Née à Lodz, probablement en 1890, elle est encouragée à écrire par Sholem Aleykhem lui-même. Son œuvre de poésie, aux traits populaires et néo-romantiques, fait d’elle une héritière de Peretz qui plaidait pour que les écrivains puisent dans la tradition juive et les trésors populaires.

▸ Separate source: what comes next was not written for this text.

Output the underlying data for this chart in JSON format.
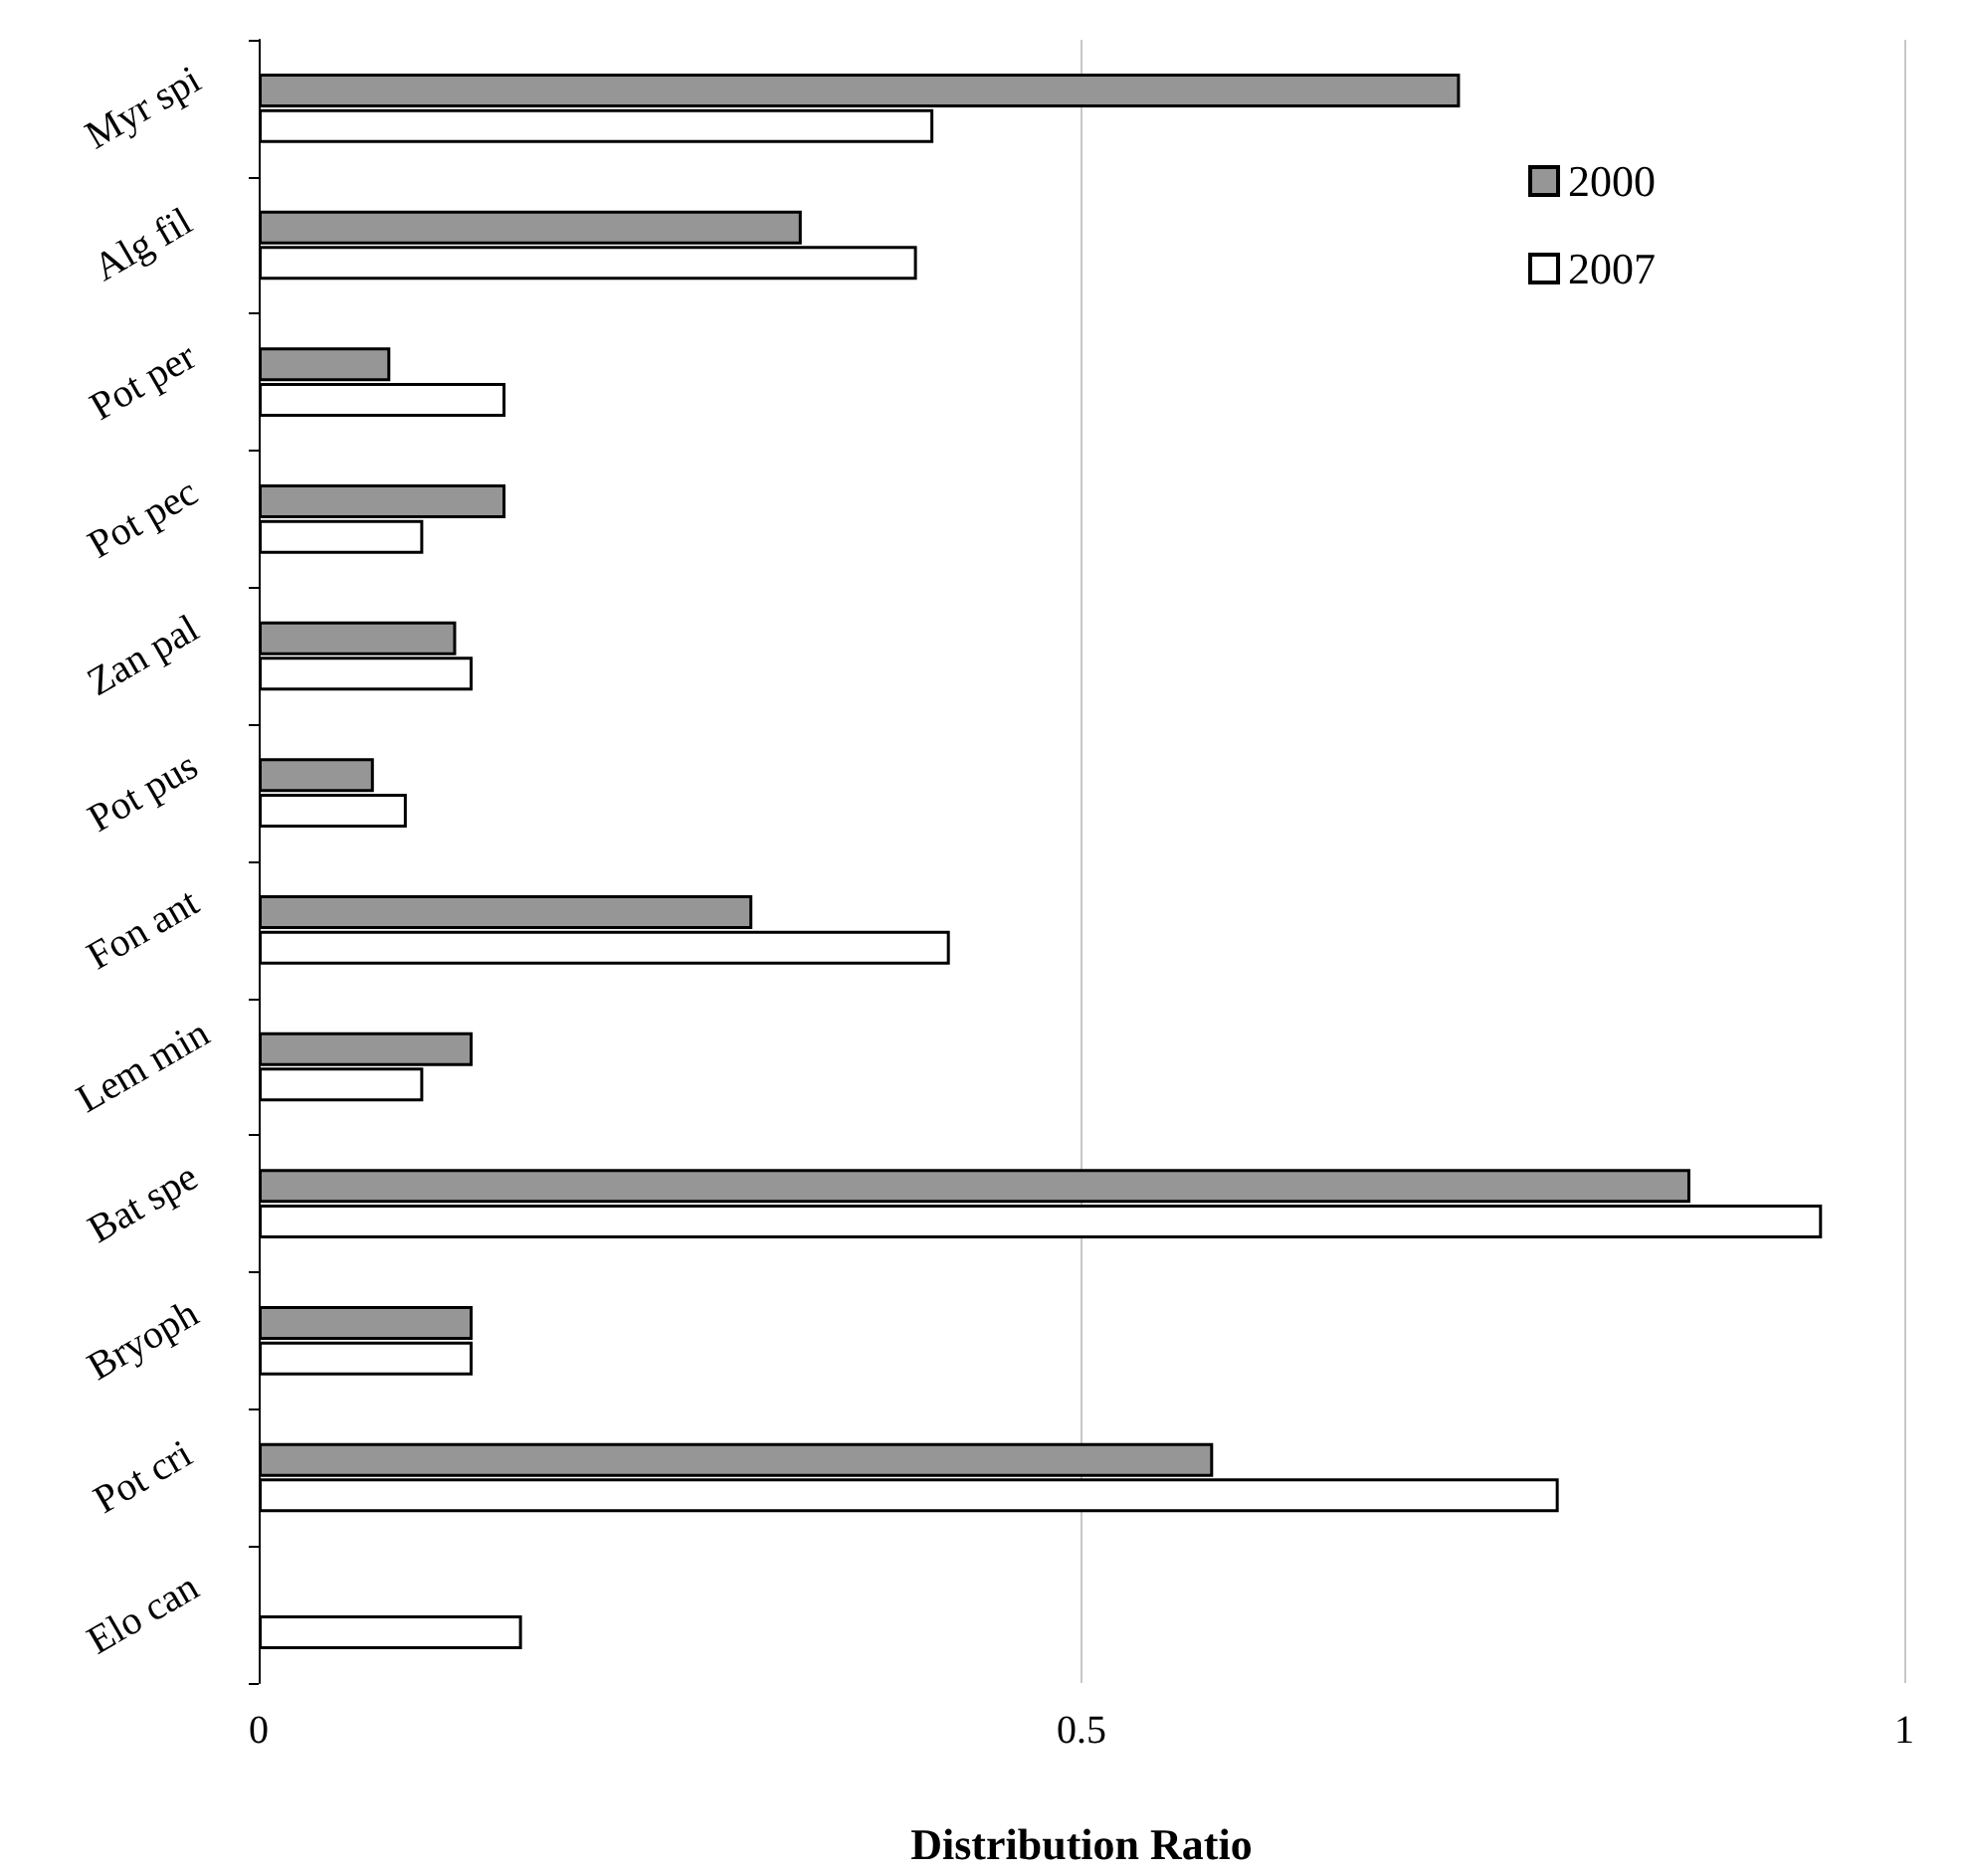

Sa fascination pour le shtetl, son recours au folklore juif, mais aussi polonais font de ses poèmes, en particulier le cycle « Le Trésor de grand-mère », une mine de dictons, de sagesse populaire, de superstitions et de coutumes.

« L’Éclat des crépuscules : Oser Warszawski (1898-1944), un écrivain yiddish entre chien et loup »

Oser Warszawski, L'éclat des crépuscules - couverture

Titre : L’Éclat des crépuscules : Oser Warszawski (1898-1944), un écrivain yiddish entre chien et loup

Coordination du catalogue : Irène Boyer et Gilles Rozier

ISBN : 2-9511372-2-2

Année : 1998

Nombre de pages : 64

Langue : français

Dimensions : 21 × 14.5 cm

Prix : 6 €

Catalogue de l’exposition qui s’est tenue du 17 novembre au 20 décembre 1998 à la Bibliothèque Medem.

Écrivain au parcours emblématique du destin des intellectuels yiddish de la première moitié du XXe siècle, Oser Warszawski a produit une œuvre romanesque traversée par deux thèmes majeurs, le shtetl au miroir de la ville et, surtout, la violence de la guerre. Après 1918, il décrit aussi bien victimes que bourreaux : les Juifs du shtetl confrontés aux Cosaques dans La Moisson, ou aux prises avec les Allemands dans Les Contrebandiers, les habitants de la ville allemande dans « L’Uniforme »… Durant la Seconde Guerre mondiale, ces thèmes le rattrapent : réfugié à Gordes, il témoigne sur la vie des Juifs assignés à résidence dans ce « shtetl » méridional, et sur leurs efforts pour survivre.